Plaintiff’s Claim For Nervous Shock Dismissed After Witnessing Friend Struck By Vehicle

In Deros v McCauley, the Plaintiff witnessed his friend being struck by another vehicle, however his friend was not seriously injured. The Plaintiff’s claim for nervous shock was dismissed.


[17]         In order to show that the damage suffered is not too remote to be viewed as legally caused by Mr. McCauley’s negligence, Mr. Deros must show that it was foreseeable that a person of ordinary fortitude would suffer a mental injury from witnessing the accident. He has failed to do so…


[18]           In fact, Mr. Deros takes the position that he is a “classic thin skull” and that because of his pre-existing problems, both physical and psychological, he was more susceptible to suffering a mental injury.


[19]           Mr. Deros asserts the evidence supports a finding that he is particularly vulnerable to psychological injury because of his pre-existing problems. He says that prior to the accident he suffered from chronic pain in his back and shoulder, edema and sleep apnea. As well, he was obese and taking heavy dosages of pain killers. Mr. Deros says he suffered from depression and panic attacks prior to the accident. However, he says he was not suffering from depression at the time of the accident, and the frequency of his panic attacks had diminished.

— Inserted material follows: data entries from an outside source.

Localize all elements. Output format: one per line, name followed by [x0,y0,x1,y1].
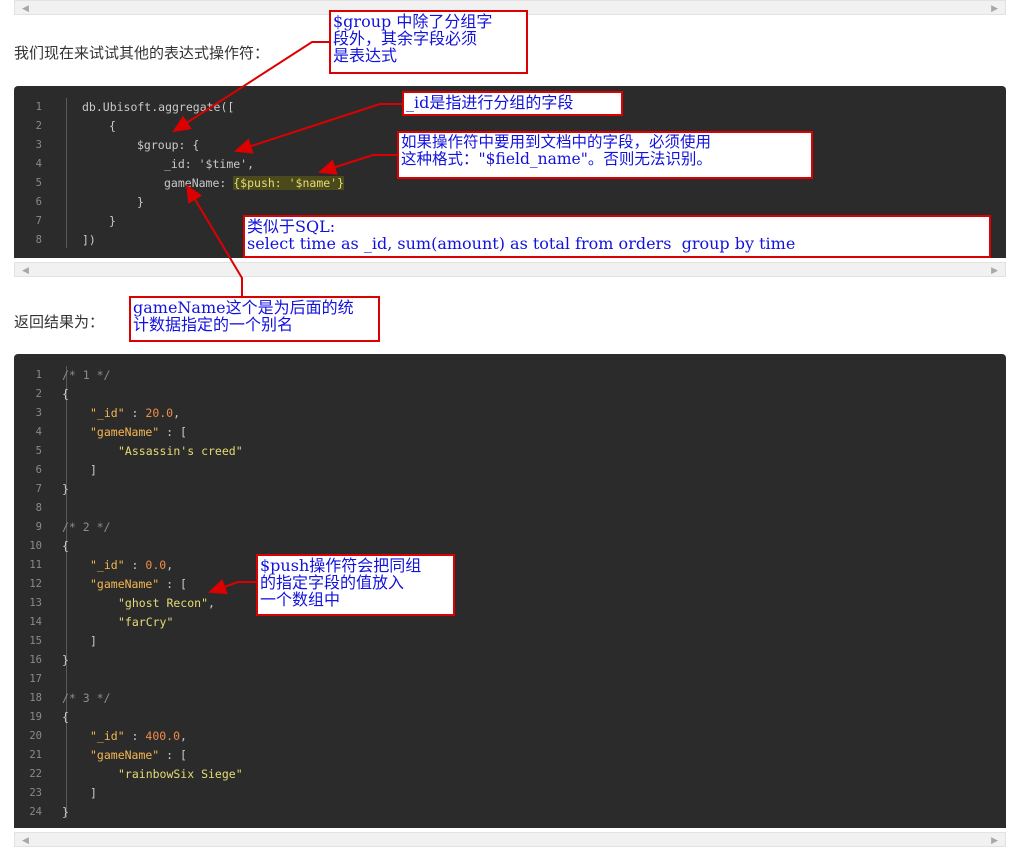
arrow-push-note [208,579,258,595]
annotation-alias: gameName这个是为后面的统 计数据指定的一个别名 [129,296,380,342]
annotation-field-format: 如果操作符中要用到文档中的字段，必须使用 这种格式："$field_name"。… [397,131,813,179]
annotation-sql: 类似于SQL: select time as _id, sum(amount) … [243,215,991,258]
annotation-id: _id是指进行分组的字段 [402,91,623,116]
annotation-push: $push操作符会把同组 的指定字段的值放入 一个数组中 [256,554,455,616]
annotation-group: $group 中除了分组字 段外，其余字段必须 是表达式 [329,10,528,74]
arrow-field-note [318,154,399,175]
arrow-id-note [234,103,404,154]
arrow-group-note [172,41,331,133]
annotation-arrows [172,41,404,595]
arrow-alias-note [185,184,243,298]
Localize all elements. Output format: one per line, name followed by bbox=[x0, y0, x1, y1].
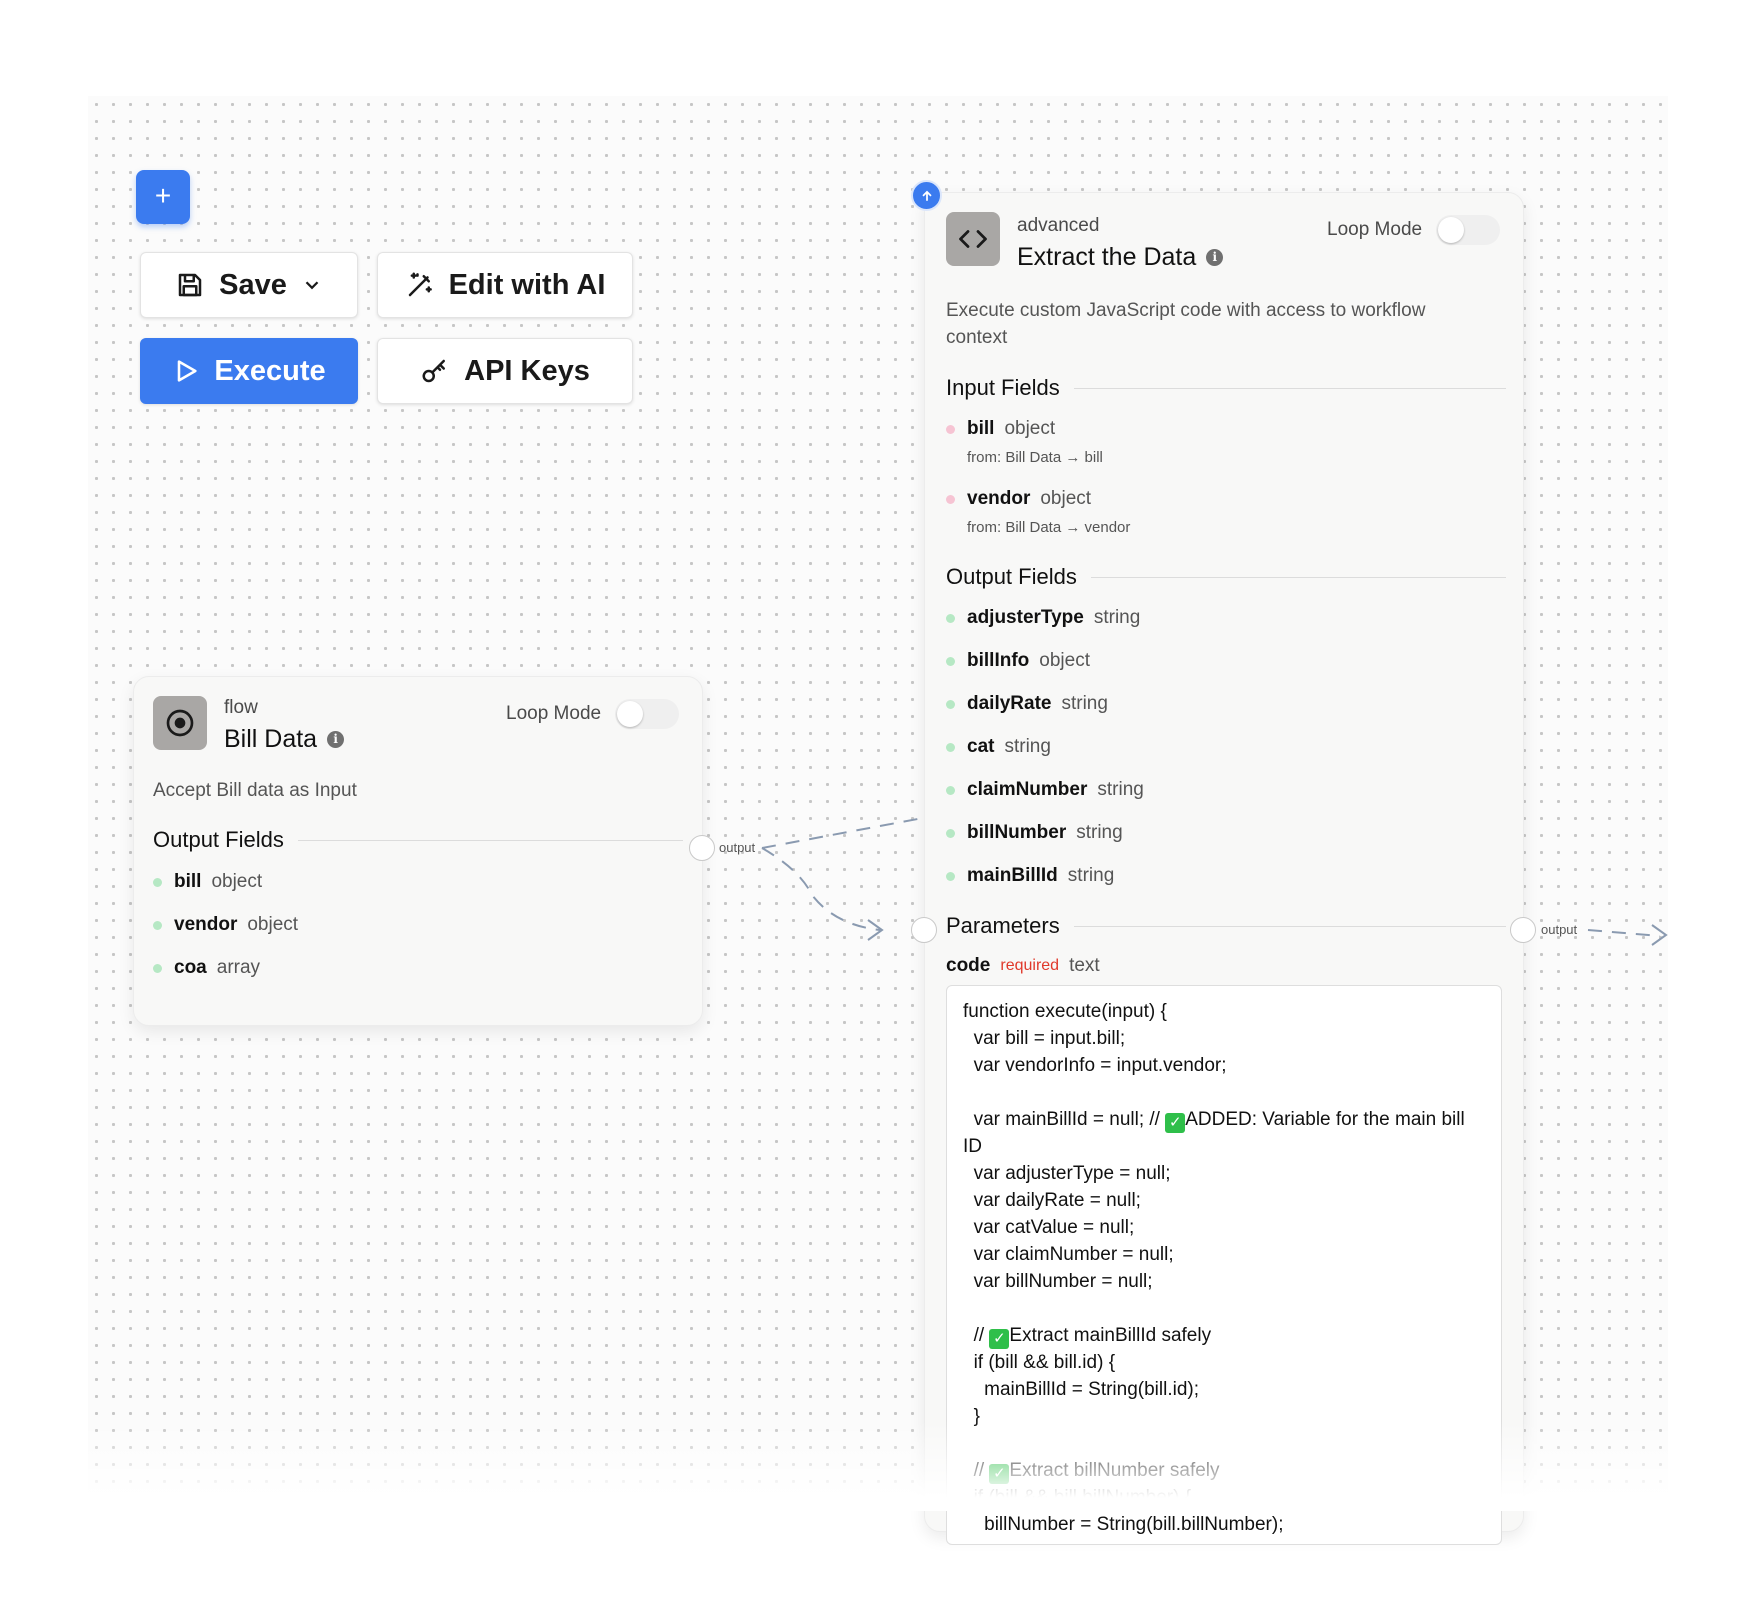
api-keys-button[interactable]: API Keys bbox=[377, 338, 633, 404]
save-icon bbox=[178, 273, 202, 297]
execute-button[interactable]: Execute bbox=[140, 338, 358, 404]
arrow-up-icon bbox=[922, 190, 931, 201]
output-port-label: output bbox=[1541, 922, 1578, 937]
edge-output-arrow-icon bbox=[1651, 924, 1668, 946]
extract-output-port[interactable] bbox=[1510, 917, 1536, 943]
edge-extract-output bbox=[1587, 929, 1661, 937]
collapse-handle[interactable] bbox=[911, 180, 942, 211]
edit-with-ai-label: Edit with AI bbox=[448, 268, 606, 301]
save-label: Save bbox=[219, 268, 287, 301]
add-node-button[interactable]: + bbox=[136, 170, 190, 224]
chevron-down-icon[interactable] bbox=[301, 274, 323, 296]
save-button[interactable]: Save bbox=[140, 252, 358, 318]
edge-bill-to-extract bbox=[761, 817, 924, 849]
api-keys-label: API Keys bbox=[464, 354, 590, 387]
connector-edges bbox=[761, 817, 1668, 946]
extract-input-port[interactable] bbox=[911, 917, 937, 943]
bill-output-port[interactable] bbox=[689, 835, 715, 861]
play-icon bbox=[178, 360, 197, 382]
edge-bill-to-parameters bbox=[761, 847, 881, 931]
edit-with-ai-button[interactable]: Edit with AI bbox=[377, 252, 633, 318]
execute-label: Execute bbox=[214, 354, 326, 387]
key-icon bbox=[422, 359, 446, 383]
magic-wand-icon bbox=[408, 272, 432, 297]
output-port-label: output bbox=[719, 840, 756, 855]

[20]           Mr. Deros agrees he was suffering from a number of stressors at the time of the accident. He says several stressors made him more prone to suffer from PTSD, including the deaths of his daughter and father; his weight gain after his daughter’s death; the fact he was disabled from many forms of employment due to his weight gain; and his unemployment. He says the evidence from Dr. Ancill, Dr. Passey and Dr. Riar supports this finding.

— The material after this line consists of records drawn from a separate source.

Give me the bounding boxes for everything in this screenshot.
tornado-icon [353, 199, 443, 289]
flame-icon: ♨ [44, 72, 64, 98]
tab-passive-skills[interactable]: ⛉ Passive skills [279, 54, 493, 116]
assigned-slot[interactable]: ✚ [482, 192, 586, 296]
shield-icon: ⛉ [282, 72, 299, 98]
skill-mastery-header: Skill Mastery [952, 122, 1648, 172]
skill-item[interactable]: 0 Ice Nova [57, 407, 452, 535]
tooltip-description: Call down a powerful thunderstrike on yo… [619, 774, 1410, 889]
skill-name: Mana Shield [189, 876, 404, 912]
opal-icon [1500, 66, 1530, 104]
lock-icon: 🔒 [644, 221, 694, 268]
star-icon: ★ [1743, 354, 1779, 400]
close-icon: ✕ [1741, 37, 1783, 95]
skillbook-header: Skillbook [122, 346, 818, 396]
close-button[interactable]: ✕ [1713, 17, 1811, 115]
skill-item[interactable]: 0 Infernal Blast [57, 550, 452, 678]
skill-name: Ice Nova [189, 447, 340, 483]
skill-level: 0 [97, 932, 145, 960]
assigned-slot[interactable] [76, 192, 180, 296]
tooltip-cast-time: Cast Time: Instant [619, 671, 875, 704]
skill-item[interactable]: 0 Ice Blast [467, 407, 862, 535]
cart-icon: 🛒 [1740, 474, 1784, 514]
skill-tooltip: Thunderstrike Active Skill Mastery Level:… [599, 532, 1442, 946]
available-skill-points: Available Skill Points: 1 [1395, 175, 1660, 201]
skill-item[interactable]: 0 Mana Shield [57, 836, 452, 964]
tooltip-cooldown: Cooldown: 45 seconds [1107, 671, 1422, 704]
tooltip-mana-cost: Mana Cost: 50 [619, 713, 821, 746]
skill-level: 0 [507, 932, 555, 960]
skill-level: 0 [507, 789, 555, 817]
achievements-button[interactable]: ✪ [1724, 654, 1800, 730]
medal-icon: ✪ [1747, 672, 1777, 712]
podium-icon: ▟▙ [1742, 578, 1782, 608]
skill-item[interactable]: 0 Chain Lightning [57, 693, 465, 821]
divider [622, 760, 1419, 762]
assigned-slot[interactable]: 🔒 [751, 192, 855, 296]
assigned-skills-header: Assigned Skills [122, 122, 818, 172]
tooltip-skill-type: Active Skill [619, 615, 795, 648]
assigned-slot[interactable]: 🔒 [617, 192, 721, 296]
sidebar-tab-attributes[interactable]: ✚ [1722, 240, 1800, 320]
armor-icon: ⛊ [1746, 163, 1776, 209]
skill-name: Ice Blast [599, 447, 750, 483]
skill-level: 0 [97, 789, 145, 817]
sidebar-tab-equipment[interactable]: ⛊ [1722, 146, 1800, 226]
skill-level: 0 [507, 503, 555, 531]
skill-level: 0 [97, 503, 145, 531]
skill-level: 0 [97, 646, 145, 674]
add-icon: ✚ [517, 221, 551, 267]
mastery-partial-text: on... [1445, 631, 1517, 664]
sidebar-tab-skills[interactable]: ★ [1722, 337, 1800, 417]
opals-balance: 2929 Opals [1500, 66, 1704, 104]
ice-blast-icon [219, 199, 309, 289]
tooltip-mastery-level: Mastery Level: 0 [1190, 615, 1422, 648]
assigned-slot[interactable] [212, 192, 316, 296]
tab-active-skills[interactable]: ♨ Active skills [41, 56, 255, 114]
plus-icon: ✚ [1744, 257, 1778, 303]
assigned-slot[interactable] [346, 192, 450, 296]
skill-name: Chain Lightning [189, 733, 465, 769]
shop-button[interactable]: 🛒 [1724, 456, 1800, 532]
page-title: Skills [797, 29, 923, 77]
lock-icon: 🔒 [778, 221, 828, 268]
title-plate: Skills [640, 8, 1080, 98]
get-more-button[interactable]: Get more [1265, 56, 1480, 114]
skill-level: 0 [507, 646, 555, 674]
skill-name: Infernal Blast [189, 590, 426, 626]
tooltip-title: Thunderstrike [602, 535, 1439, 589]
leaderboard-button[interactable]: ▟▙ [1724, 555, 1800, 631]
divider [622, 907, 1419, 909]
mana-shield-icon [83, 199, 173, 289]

[21]           Mr. Deros argues, in effect, that the thin skull rule should be taken into consideration in determining whether his damages were foreseeable. He says in this case liability has already been determined and, therefore, the thin skull rule applies. However, even if the plaintiff proves the defendant owed him a duty and breached the duty, the plaintiff must establish it was reasonably foreseeable that a person of ordinary fortitude would suffer a serious injury as a result of witnessing the accident: Mustapha at para. 18. It is only after establishing that it is reasonably foreseeable that a mental injury would occur in a person of ordinary fortitude that the circumstances of the particular plaintiff are considered.


[23]         The cases, to which I was referred, where damages for nervous shock have been awarded to witnesses of accidents who were not physically involved in the accidents, involve accidents or events which are more shocking than the accident in this case. All the cases involved accidents in which someone has died or been seriously injured


[25]         In this case, Mr. Deros witnessed a collision that involved no serious injuries. Even if I accept Mr. Deros’ evidence at trial that he initially thought a rod had skewered Mr. Lance, he knew within minutes this did not occur and Mr. Lance had not suffered serious injury….


[29]         There is no evidence that a person of ordinary fortitude would have suffered nervous shock injury or mental illness as a result of witnessing this accident. The experts testified about Mr. Deros’ particular reaction to the accident, but not that a person of ordinary fortitude would have suffered mental injury.